Hedge funds have have gained a reputation for aggressive currency speculation since 1996. They control billions of dollars of equity and may borrow billions more, and thus may overwhelm intervention by central banks to support almost any currency, if the economic fundamentals are in the hedge funds' favor.
Investment management firms
Investment management firms (who typically manage large accounts on behalf of customers such as pension funds and endowments) use the foreign exchange market to facilitate transactions in foreign securities. For example, an investment manager bearing an international equity portfolio needs to purchase and sell several pairs of foreign currencies to pay for foreign securities purchases.Some investment management firms also have more speculative specialist currency overlay operations, which manage clients' currency exposures with the aim of generating profits as well as limiting risk. Whilst the number of this type of specialist firms is quite small, many have a large value of assets under management (AUM), and hence can generate large trades.
Retail forex brokers
There are two types of retail brokers offering the opportunity for speculative trading.Retail forex brokers or Market makers. Retail traders (individuals) are a small fraction of this market and may only participate indirectly through brokers or banks. Retail forex brokers, while largely controlled and regulated by the CFTC and NFA might be subject to forex scams.
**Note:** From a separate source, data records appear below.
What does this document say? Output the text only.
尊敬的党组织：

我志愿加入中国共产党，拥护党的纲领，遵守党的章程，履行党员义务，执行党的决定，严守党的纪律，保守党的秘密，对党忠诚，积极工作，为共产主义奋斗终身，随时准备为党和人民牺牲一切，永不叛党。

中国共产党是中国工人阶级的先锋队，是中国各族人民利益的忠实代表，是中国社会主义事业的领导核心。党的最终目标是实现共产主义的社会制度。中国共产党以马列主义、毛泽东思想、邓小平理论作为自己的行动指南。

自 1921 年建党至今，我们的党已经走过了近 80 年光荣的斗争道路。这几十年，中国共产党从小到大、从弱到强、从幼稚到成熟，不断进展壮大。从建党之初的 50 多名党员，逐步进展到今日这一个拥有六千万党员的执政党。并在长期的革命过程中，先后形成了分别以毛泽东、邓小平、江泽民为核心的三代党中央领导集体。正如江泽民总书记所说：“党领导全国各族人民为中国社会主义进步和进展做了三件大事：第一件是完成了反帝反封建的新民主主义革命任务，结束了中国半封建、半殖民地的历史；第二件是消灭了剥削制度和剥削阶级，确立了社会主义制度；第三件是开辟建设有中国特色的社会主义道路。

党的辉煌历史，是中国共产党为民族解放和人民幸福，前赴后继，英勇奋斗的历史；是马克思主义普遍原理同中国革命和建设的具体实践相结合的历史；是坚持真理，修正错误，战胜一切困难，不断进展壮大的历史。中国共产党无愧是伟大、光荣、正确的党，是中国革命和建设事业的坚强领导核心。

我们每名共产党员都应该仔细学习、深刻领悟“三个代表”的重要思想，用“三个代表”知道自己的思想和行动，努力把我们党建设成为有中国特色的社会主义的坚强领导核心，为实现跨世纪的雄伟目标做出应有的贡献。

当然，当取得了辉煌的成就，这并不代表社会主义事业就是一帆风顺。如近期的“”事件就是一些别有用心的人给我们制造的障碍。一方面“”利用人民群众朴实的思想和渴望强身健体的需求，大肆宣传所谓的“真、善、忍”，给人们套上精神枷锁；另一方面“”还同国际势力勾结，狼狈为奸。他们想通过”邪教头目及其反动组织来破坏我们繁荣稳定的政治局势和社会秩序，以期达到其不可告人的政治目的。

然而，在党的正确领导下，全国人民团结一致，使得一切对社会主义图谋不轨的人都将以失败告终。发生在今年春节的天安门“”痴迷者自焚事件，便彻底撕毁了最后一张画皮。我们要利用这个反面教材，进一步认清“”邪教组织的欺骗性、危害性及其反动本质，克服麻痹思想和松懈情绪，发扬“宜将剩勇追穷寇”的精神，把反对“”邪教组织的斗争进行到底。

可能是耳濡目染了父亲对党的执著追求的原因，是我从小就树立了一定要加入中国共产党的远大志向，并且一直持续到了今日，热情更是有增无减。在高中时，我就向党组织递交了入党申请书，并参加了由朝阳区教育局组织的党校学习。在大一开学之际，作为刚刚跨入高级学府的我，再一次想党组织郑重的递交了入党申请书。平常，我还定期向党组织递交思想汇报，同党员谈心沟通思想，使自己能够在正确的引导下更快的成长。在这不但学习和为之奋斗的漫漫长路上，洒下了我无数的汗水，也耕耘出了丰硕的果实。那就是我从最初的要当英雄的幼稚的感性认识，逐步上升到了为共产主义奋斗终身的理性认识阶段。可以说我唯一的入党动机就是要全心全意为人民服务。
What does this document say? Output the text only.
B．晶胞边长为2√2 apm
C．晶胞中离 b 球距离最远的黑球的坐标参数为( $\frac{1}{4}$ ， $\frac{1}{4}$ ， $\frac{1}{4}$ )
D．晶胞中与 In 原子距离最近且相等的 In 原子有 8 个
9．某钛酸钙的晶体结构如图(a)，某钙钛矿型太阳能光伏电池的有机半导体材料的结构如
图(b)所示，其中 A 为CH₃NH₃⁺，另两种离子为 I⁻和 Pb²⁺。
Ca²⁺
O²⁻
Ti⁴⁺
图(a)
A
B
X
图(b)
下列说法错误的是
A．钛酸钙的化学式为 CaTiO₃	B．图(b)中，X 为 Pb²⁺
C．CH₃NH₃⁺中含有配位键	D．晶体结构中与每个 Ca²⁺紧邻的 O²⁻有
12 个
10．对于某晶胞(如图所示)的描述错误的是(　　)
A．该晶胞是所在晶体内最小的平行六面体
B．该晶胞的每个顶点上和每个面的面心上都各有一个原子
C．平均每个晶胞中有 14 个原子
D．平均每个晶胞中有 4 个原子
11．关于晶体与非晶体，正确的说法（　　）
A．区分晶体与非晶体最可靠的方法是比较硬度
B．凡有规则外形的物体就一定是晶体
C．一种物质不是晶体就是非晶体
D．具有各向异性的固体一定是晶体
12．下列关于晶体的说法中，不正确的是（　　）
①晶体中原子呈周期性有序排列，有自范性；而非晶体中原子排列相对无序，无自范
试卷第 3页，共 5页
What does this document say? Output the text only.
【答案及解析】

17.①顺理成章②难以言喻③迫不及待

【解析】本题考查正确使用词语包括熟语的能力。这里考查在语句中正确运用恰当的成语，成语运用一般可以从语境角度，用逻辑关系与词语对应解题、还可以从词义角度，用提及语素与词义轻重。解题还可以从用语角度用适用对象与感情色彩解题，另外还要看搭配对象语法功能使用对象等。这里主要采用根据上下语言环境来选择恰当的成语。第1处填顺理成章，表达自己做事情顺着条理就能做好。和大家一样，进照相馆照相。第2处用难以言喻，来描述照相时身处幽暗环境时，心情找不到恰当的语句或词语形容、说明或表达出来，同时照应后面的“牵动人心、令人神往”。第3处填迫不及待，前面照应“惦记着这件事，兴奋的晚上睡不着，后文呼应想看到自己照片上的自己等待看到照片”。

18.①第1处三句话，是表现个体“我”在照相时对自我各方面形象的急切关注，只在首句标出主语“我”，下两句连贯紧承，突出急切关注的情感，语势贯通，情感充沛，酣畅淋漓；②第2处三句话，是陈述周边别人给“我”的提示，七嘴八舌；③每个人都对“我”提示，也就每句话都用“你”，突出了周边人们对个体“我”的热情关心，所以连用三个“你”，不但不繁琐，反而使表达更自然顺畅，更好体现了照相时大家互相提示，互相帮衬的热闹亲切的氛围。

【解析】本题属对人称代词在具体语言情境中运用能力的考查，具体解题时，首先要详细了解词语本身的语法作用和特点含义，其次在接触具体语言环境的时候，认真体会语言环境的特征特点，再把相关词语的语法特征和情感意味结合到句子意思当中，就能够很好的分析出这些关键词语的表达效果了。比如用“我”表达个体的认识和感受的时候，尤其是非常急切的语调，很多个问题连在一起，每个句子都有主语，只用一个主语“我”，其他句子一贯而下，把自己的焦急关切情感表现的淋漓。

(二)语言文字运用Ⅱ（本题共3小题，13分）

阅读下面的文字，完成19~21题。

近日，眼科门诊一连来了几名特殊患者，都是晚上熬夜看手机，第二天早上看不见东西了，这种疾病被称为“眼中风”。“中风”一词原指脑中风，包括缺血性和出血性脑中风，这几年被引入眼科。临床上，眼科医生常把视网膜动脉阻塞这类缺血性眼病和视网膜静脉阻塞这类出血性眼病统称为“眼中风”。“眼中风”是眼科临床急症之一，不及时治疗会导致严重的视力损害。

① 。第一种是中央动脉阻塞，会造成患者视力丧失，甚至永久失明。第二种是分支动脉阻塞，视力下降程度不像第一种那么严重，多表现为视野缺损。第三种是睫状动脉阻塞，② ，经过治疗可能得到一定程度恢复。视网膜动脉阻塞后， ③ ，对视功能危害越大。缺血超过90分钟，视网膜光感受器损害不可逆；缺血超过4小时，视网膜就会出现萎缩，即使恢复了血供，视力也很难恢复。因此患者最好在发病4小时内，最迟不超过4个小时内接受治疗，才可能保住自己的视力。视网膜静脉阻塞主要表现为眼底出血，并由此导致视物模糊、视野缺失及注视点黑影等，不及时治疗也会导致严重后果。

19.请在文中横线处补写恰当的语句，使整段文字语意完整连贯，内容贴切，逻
At present, the NFA and CFTC are imposing stricter requirements, particularly in relation to the amount of Net Capitalization required of its members. As a result many of the smaller, and perhaps questionable brokers are now gone. It is not widely understood that retail brokers and market makers typically trade against their clients and frequently take the other side of their trades. This can often create a potential conflict of interest and give rise to some of the unpleasant experiences some traders have had. A move toward NDD (No Dealing Desk) and STP (Straight Through Processing) has helped to resolve some of these concerns and restore trader confidence, but caution is still advised in ensuring that all is as it is presented.
Economic factors
These include economic policy, disseminated by government agencies and central banks, economic conditions, generally revealed through economic reports, and other economic indicators.Economic policy comprises government fiscal policy (budget/spending practices) and monetary policy (the means by which a government's central bank influences the supply and "cost" of money, which is reflected by the level of interest rates).